By the presence of $i$, in the question we can say that the given question is based on the complex numbers. A complex number is the sum of a real number and an imaginary number in which the imaginary number is represented with $i$. In this question we need to find the value of variables to make $a + ib > c + id$. Let us see this in detail.

Complete step by step answer:
The equality of complex numbers states that, the sum of two complex numbers is equal when their real parts and imaginary parts are equal: $a + ib = c + id \Rightarrow a = c,b = d$. But we are asked to find $a + ib > c + id$, which is an inequality where the inequality of the complex numbers is not defined.
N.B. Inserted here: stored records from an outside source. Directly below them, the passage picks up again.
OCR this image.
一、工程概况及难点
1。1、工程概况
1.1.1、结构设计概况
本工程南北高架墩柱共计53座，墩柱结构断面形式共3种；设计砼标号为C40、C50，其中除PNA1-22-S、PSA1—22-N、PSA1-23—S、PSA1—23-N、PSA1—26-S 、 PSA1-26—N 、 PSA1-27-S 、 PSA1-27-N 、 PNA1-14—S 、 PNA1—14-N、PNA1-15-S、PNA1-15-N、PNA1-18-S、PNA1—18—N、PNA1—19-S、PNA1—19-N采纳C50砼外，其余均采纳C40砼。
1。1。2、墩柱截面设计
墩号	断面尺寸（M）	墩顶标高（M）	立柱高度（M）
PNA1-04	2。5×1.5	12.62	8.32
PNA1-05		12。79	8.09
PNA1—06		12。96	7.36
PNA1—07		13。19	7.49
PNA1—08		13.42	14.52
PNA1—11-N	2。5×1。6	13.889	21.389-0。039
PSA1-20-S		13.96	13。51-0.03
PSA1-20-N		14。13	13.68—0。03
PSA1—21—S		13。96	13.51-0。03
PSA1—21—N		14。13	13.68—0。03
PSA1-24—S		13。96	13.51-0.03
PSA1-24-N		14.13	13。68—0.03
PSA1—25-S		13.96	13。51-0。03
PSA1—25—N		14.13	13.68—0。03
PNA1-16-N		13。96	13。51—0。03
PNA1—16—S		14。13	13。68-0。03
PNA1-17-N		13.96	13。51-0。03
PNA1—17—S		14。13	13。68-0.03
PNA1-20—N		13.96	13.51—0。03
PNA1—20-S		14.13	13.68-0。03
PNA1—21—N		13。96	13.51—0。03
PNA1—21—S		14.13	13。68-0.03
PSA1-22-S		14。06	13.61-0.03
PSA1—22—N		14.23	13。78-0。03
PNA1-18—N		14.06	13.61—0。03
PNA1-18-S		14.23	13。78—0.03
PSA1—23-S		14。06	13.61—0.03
Complex numbers have an imaginary part $i$, thus we cannot compare complex parts but their real numbers can be compared, that is, only in the absence of imaginary parts we can make a comparison. In mathematics the absence of a term can be done by multiplying the term with $0$, thus by making the coefficients of imaginary part $i$ as $0$, we can compare.

Here the coefficients of imaginary part is $b$ and $d$ thus by applying $b = 0,d = 0$, the imaginary part will become zero (any number multiplied by $0$ will be $0$), then $a + ib > c + id$ can be defined. $a + ib > c + id$ is meaningful if both the imaginary parts are zero and $a > c$. If $b = 0,d = 0$ then, $a + i0$.
$a + ib \Rightarrow a + i0$ and $c + id \Rightarrow c + i0$

Hence option B is correct.

Note: A number of the form $a + ib$, where $a$ and $b$ are real numbers, is called a complex number, $a$ is called the real part and $b$ is called the imaginary part of the complex number. Let ${z_1} = a + ib$ and ${z_2} = c + id$. Then $a + ib > c + id$ if and only if $b = 0,d = 0$ and $a > c$.